Alignment is a critical issue in today's dynamic and changing environment. Unfortunately the authors approach alignment in a very simplistic way: create a strategy map, then create a scorecard and you will get alignment. Sorry but just using these two tools do not cut it to handle such a tough issue and this book shows it.

Like "The Strategy Focused Organization" Kaplan and Norton seek to use case studies to help illustrate their points. For that they are to be commended. However, the case studies they use are very shallow, read more like corporate press releases and product testimonials. That is a shame and a real weakness of this book as Alignment is a complex issue and simply saying 'we sat down created a Balanced Score Card and a Strategy Map and we were aligned' does not address the issues nor provide insight for the reader.

The reason for such a low score on this book is the lack of help it provides the people who most are in need of alignment CIOs, HR and to some extent finance.
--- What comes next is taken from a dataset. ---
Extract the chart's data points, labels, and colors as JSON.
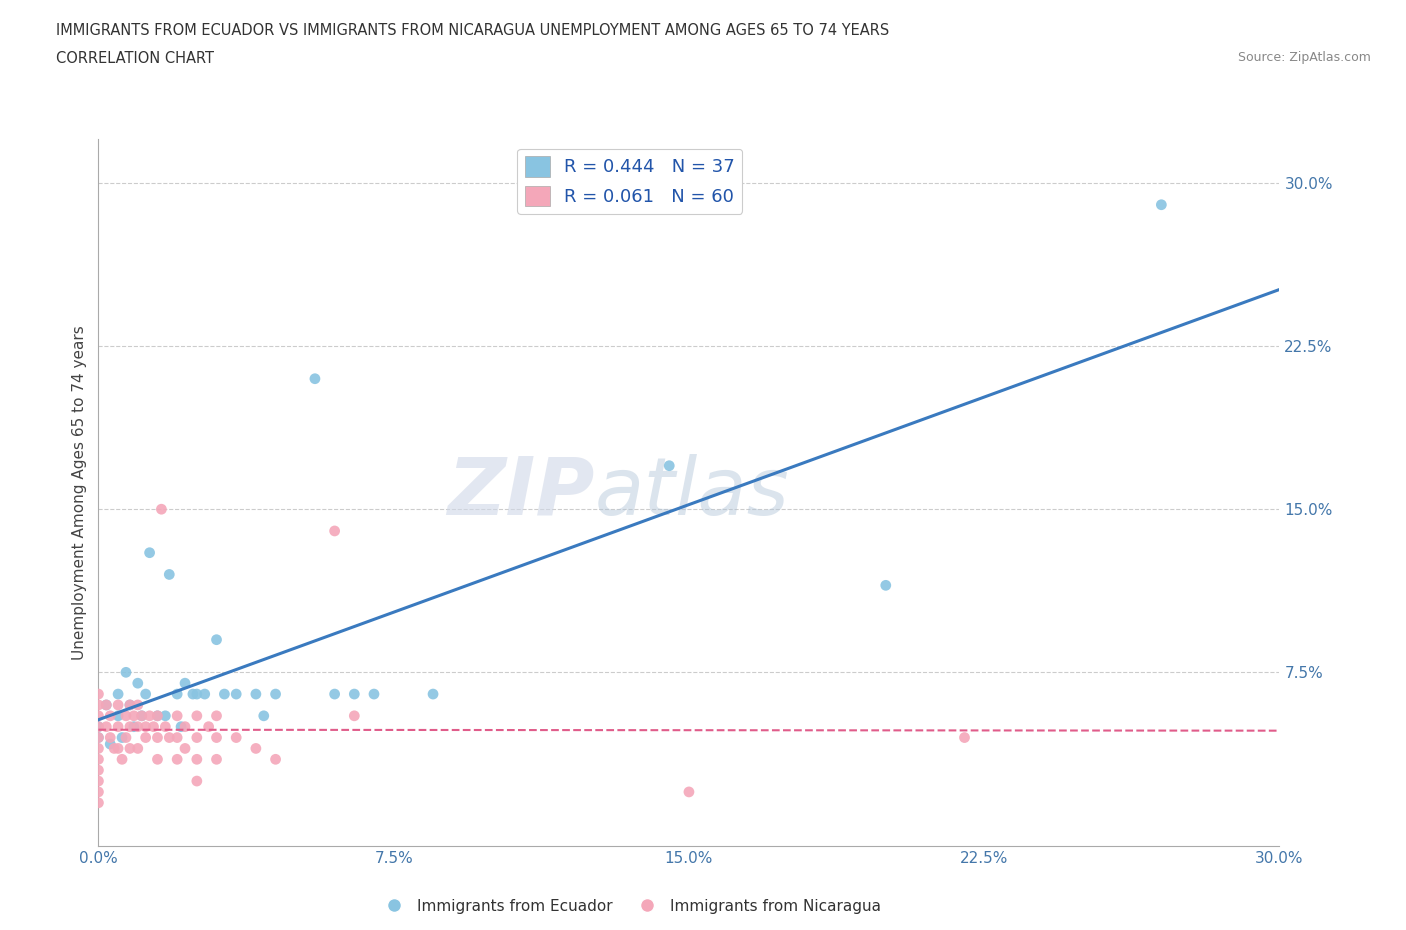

Kaplan and Norton dedicate Chapter 5 to "Aligning support functions" and right away you know the mindset they are applying.
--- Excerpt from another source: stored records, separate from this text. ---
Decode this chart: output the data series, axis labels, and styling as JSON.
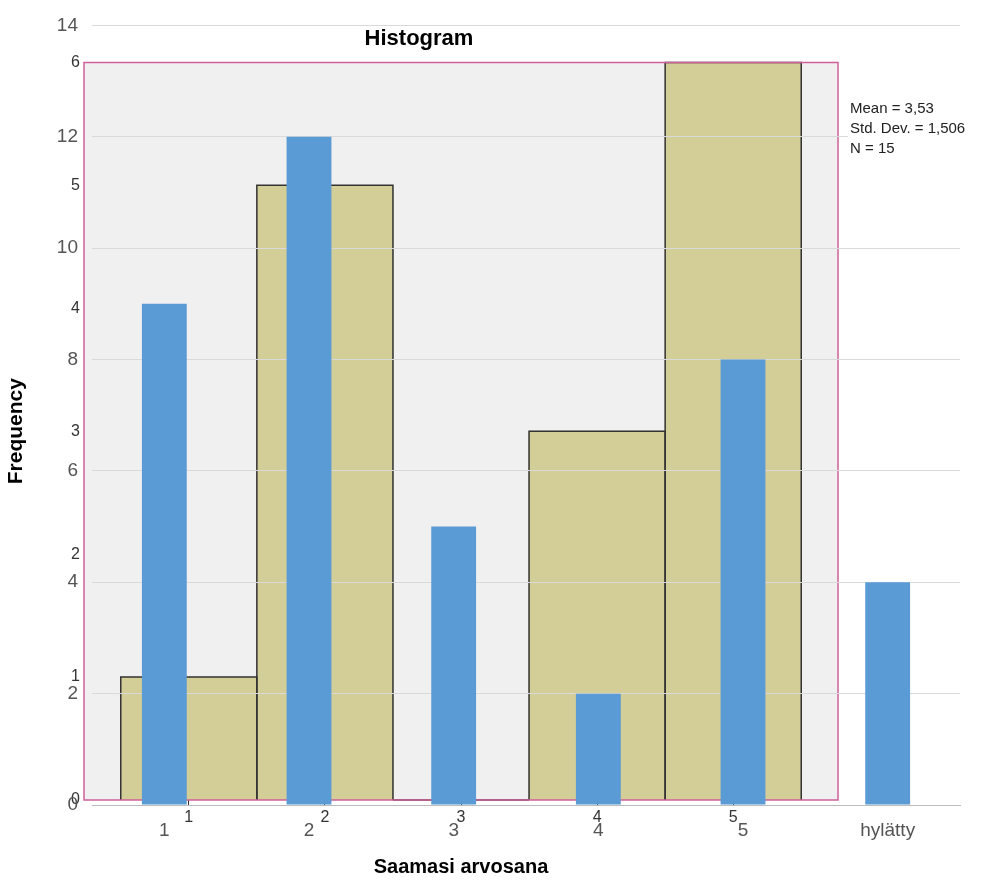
{
  "chart_data": [
    {
      "type": "histogram",
      "title": "Histogram",
      "xlabel": "Saamasi arvosana",
      "ylabel": "Frequency",
      "bins": [
        0.5,
        1.5,
        2.5,
        3.5,
        4.5,
        5.5
      ],
      "values": [
        1,
        5,
        0,
        3,
        6
      ],
      "color": "#d3ce97",
      "xlim": [
        0.23,
        5.77
      ],
      "xticks": [
        1,
        2,
        3,
        4,
        5
      ],
      "ylim": [
        0,
        6
      ],
      "yticks": [
        0,
        1,
        2,
        3,
        4,
        5,
        6
      ],
      "annotations": [
        "Mean = 3,53",
        "Std. Dev. = 1,506",
        "N = 15"
      ]
    },
    {
      "type": "bar",
      "categories": [
        "1",
        "2",
        "3",
        "4",
        "5",
        "hylätty"
      ],
      "values": [
        9,
        12,
        5,
        2,
        8,
        4
      ],
      "color": "#5b9bd5",
      "ylim": [
        0,
        14
      ],
      "yticks": [
        0,
        2,
        4,
        6,
        8,
        10,
        12,
        14
      ],
      "grid": "y"
    }
  ]
}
For K and N, alignment is a process of completing their deliverables and they treat IT, HR, Finance and any other support function as "staffed with expert specialists whose culture is quite different from that of managers in line operating units. Consequently, support groups frequently become isolated from the line organization ... executives of business units accuse them of living in HQ based silos and being incapable of responding to local operating needs." (Page 120)

Their solution for IT, HR and Finance alignment puts these organizations back into the 1960's as they advise these functions to read the business strategy map and scorecard and then create your own - separate but not equal - scorecard based on the services you can provide. That works if all you want IT and HR to do is provide basic services, but if you want to gain competitive advantage, or if you are a CIO, HR or CFO who wants to link into and align with the business this approach puts you at arms length and something apart.

Kaplan and Norton should know better and more importantly I have to believe that there are case studies that do not treat IT, HR and Finance as support functions but integral parts of the business strategy. The fact that they could not find these cases where there is one strategy map that the whole company could align around, give the impression that they are looking at the issue of alignment with the wrong lens.